Developed from the ground up to meet the sector’s specific needs, Madden said the practice management software is powered by Microsoft Azure and integrates with Office 365 to provide a practice management solution capable of scaling nationally and globally.

“In Azure we can spin up VMs (virtual machines) in minutes,” he explained. “That was a game changer for us - we have to migrate huge amounts of data when we put a client on and need to scale up VMs very quickly for a short period of time.”

MailGuard

As one of Australia’s leading cloud webbed email security service providers, MailGuard is new to the Microsoft channel.

Founded in 2001, MailGuard is the world’s largest private SaaS cloud security company, with approximately 15 per cent market share in Australia and three per cent internationally.
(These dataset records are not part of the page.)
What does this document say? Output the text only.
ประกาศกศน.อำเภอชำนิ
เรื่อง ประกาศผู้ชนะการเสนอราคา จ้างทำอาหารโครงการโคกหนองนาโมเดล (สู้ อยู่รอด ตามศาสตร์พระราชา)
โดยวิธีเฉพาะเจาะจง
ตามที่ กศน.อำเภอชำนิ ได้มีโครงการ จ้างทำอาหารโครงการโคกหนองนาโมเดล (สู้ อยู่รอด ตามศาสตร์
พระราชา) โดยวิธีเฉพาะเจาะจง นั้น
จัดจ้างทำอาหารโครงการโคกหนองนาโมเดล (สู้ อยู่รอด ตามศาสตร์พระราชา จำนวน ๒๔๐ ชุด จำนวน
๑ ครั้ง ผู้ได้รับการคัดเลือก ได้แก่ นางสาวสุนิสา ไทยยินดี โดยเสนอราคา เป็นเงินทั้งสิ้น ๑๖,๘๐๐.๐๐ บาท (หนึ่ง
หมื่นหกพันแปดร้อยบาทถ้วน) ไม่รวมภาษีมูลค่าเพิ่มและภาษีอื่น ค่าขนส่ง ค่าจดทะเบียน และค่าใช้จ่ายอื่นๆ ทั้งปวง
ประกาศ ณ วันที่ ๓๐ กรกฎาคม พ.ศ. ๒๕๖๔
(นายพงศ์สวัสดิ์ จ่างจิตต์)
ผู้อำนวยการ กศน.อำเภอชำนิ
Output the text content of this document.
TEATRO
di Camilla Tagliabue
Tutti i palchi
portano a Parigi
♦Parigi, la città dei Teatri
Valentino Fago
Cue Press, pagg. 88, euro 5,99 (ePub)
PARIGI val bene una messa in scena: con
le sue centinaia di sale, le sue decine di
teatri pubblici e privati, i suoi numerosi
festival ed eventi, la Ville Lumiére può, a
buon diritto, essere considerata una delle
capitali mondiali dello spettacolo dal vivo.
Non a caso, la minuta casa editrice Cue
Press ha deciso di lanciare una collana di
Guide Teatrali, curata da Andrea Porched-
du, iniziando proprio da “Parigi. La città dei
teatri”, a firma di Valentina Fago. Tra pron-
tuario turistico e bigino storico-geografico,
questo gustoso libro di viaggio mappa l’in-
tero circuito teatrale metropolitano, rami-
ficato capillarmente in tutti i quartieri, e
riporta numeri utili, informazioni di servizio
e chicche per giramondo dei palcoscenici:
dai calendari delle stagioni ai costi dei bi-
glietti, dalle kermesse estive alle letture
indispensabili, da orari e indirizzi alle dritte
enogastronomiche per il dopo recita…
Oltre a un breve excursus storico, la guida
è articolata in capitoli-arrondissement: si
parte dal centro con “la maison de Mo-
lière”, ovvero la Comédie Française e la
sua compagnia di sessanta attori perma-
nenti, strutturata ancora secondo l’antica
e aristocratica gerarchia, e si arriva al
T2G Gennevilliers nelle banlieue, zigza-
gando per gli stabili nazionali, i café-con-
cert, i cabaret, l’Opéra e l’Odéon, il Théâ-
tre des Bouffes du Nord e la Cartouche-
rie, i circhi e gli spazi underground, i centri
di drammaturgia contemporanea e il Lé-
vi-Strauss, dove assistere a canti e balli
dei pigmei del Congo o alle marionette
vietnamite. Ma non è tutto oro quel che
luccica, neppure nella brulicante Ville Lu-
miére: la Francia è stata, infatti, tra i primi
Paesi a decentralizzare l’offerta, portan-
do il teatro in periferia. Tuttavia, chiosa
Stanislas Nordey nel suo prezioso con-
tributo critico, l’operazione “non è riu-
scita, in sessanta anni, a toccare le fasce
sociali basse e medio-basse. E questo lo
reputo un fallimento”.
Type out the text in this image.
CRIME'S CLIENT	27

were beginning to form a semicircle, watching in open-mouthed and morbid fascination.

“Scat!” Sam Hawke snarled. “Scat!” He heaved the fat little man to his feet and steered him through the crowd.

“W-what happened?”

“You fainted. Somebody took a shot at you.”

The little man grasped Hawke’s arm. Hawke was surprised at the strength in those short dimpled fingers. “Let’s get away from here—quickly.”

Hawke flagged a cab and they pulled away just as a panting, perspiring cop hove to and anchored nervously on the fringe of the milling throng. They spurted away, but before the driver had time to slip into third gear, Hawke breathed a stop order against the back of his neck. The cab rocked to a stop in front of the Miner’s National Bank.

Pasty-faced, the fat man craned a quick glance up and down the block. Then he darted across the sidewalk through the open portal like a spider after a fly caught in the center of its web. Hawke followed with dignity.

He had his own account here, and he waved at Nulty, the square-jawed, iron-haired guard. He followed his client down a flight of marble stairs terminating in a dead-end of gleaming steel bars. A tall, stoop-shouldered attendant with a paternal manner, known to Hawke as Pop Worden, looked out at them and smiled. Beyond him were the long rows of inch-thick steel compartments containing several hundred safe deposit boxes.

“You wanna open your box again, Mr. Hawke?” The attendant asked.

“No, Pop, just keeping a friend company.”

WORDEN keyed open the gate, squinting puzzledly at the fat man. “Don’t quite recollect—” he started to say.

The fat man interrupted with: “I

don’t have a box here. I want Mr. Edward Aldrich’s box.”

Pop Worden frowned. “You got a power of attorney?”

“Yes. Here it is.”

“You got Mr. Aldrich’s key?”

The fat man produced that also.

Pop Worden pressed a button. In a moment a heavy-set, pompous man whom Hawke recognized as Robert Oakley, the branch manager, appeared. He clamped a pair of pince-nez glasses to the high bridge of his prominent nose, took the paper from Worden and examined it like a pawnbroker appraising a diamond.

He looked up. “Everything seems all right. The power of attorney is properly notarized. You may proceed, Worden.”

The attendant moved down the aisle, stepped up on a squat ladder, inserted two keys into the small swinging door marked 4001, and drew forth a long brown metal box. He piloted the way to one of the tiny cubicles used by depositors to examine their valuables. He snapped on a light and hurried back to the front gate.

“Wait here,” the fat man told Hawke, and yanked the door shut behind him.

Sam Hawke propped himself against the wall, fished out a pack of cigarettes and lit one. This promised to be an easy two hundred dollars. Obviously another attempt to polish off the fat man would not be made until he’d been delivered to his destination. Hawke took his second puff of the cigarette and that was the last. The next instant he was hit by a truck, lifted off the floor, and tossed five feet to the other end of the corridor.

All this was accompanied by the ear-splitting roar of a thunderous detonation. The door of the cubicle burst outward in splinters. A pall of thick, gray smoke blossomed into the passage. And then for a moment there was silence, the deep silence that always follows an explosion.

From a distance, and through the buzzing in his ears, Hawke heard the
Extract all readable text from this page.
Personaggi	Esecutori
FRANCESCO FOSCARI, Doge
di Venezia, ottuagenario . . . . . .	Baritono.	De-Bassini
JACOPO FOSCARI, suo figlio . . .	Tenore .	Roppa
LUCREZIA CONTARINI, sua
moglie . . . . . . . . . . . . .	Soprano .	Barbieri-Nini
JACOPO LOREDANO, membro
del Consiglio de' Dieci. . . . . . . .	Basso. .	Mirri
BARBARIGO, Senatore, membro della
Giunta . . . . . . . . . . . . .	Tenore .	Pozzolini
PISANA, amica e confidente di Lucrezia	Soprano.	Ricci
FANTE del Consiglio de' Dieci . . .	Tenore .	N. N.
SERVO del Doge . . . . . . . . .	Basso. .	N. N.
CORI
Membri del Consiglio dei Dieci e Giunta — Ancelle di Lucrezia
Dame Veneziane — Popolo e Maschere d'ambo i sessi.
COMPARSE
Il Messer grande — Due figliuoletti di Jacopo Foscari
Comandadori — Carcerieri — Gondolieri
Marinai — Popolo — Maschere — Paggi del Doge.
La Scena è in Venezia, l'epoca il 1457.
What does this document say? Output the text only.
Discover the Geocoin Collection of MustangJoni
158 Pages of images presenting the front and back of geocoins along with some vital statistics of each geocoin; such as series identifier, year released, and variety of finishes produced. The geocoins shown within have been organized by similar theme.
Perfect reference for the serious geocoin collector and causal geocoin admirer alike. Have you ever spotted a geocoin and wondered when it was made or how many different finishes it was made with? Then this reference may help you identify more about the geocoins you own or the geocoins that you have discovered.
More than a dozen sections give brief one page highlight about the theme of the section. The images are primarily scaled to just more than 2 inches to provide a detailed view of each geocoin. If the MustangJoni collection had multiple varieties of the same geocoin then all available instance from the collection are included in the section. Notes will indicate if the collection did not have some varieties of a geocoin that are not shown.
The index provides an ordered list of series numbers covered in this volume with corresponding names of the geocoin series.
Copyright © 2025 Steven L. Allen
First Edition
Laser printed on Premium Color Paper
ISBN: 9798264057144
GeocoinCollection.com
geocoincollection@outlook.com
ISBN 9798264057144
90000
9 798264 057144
“We were introduced to Microsoft three months ago and we’re now in the process of migrating across to the Azure platform,” MailGuard founder and CEO, Craig McDonald, said.

“But we’re 15 years young in the cloud space and everything we’ve done, and still do today, is based around innovating to ensure we keep criminals at bay from our customer’s web or email services.

“We’re constantly innovating and spend 40 per cent of our revenues on R&D, and have been for the past nine years.”

The Victoria-based ISV is recognised globally as one of the top players within cloud web and email security, providing complete protection against malware, ransomware, spyware, phishing, spear phishing, viruses, spam and similar malicious scams in 27 countries around the world.

“We’re focused on the development of our technology given the ongoing amount of threats coming through every day,” McDonald added.

“We’re now understanding how big an opportunity Azure represents for our business, but it’s not just a one-way street, we’re also providing Office 365 activations in Australia.”

Microsoft

From a Microsoft perspective, the onus is now on the vendor to invest in making partner finders and marketplaces essentially more “ISV aware” in terms of a discovery and purchase models for partners.

Built around the notion of creating a "channel-as-a-service" type model, Goldie said Microsoft is now focusing on establishing how to put the right tooling in place to allow the vendor’s expanding ISV base to reach its core channel partners.

“If you take CSP as an example,” Goldie explained. “How do we make ISVs a skew within CSP? That’s driving a lot of our thinking at present around how we rebuild some of our programs.

“It’s in the works and we’re piloting it with ISVs in North America. A lot of our business goes through CSP and into the markets we want to target, and the easiest way to make this happen is to light up that one product that the channel could start to buy.”